If the system is an unreliable demo, then that can promote agency. In the same way that you could fix your car 40 years ago, but you can’t now, because of scaled corporate processes.
They've been at this since 2017 and there's only one location where it's working. Occasionally they do a demo somewhere else. It is only used, apparently, when supervised by its promoters. That's the "scaling" issue. They need a few more deployments.
Ah OK, that's a valid criticism. I'd call it reducing the "bus factor", or enabling independent replication of the research results.
Not necessarily "scaling", but the point stands. If the goal is enable agency, then obviously you want that to happen in multiple places!
Primary and high schools is such an obvious "market" for this. Even if they just get a smart projector on the ceiling and some decent apps and not all the possibilities.
The difficulty with that is there's no code or instructions to build your own so despite being "more open than open source" you're stuck implementing it from scratch if you want to make your own.
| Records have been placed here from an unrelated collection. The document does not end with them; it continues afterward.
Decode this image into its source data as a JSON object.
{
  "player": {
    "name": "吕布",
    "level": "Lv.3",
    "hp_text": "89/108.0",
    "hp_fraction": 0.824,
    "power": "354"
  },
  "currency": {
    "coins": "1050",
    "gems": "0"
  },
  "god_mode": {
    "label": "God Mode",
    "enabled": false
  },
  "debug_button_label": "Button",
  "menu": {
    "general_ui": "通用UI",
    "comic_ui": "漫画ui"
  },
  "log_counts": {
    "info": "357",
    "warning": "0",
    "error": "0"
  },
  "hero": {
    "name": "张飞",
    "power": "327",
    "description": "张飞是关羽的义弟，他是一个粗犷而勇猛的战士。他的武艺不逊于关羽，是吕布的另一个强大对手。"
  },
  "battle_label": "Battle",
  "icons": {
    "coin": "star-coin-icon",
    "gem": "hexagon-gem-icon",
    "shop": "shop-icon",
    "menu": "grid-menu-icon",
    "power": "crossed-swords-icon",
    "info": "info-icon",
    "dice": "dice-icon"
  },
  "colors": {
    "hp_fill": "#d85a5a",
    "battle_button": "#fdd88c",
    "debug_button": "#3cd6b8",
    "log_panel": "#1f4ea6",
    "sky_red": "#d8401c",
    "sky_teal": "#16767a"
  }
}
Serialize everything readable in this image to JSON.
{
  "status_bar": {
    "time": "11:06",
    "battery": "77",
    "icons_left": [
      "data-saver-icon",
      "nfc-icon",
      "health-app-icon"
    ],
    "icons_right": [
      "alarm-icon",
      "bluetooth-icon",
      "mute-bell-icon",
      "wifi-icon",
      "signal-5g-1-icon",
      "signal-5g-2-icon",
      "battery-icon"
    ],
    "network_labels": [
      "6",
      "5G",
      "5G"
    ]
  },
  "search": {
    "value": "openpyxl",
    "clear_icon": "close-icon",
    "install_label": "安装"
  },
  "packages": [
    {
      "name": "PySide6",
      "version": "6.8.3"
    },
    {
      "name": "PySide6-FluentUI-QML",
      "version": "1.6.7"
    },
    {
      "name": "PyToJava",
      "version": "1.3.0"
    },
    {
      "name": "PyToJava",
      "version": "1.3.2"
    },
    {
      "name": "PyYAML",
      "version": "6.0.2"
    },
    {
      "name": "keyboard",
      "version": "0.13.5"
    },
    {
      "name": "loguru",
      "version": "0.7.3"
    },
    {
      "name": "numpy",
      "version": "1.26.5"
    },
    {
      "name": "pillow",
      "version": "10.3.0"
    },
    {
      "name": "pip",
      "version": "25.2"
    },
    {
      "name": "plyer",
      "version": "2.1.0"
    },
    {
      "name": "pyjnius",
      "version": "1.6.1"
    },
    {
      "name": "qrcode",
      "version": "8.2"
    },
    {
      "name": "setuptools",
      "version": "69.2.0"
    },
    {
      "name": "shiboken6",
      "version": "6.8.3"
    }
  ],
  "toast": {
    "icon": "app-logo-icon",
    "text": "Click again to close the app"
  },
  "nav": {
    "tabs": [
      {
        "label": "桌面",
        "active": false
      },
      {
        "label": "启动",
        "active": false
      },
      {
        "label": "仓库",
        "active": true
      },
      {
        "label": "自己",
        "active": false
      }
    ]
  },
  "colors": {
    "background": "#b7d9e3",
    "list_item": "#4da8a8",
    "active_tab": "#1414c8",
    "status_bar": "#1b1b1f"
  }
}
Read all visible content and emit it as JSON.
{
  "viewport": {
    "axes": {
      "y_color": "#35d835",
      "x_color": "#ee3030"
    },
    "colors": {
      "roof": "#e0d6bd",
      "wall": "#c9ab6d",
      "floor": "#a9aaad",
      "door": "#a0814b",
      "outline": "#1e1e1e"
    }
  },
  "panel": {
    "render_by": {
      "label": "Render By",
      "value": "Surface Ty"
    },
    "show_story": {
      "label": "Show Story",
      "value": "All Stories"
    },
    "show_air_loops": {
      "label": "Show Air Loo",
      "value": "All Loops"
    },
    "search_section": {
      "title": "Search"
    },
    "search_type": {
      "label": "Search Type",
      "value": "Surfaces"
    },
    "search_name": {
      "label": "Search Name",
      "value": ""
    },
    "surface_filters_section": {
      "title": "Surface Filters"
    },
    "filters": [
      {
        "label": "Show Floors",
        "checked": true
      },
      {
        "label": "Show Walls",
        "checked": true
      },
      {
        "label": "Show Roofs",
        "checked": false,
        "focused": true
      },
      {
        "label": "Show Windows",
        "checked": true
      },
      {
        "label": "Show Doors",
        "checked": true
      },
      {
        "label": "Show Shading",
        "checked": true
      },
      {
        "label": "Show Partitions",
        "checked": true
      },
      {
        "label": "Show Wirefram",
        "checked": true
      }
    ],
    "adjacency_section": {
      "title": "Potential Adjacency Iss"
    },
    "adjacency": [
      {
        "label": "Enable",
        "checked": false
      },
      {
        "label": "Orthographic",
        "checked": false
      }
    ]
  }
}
Even if you can make the trek out the the current instance you can't take it home because there's still the core interpreter you need to run on a regular system to read the cameras, recognize the feducial marks, run the interpreter, and output that to the projectors that isn't immediately replicable.
I love the project but it's nearly a decade old and still lives in one location or places Bret's directly collaborated with like the biolab. [0]
[0] https://dynamicland.org/2023/Improvising_cellular_playground...
Folk.computer (https://folk.computer) is an open source version of DL-like system, and even though the code uses TCL it's pretty easy to reimplement any bits you see in the DynamicLand archives (I've done this). For example, the code in the video here https://dynamicland.org/archive/2022/Knobs can be 1-1 translated into TCL and it works the same.
If you really wanted to play around with similar ideas it doesn't take a needing to do a full reimplemention of the reactive engine.
> you could fix your car 40 years ago, but you can’t now, because of scaled corporate processes.
You can fix your car just fine - just not the electronics. And those were to a large degree added for safety reasons. It is due to the complexity that they are difficult or impossible to fix.
The electronics don't have any more complexity than any other computer system. If you can fix your PC you could fix your car's electronics. Except that they aren't documented. So then your service light comes on, and the car has all kinds of detailed information about why, but the manufacturer doesn't give it to you because they want you to take it to the stealership so they can pick your pocket or try to sell you a new car instead of fixing it yourself or taking it to an independent mechanic.
This isn't about the cost; they already pay the cost to write the documentation or software for their own dealerships. It isn't about other carmakers; any company large enough to actually make a car would have no trouble getting a copy of it from one of the dealers. The only reason it's not published on their websites is that they don't want the vehicle owners and independent mechanics to have it, which is spiteful and obnoxious.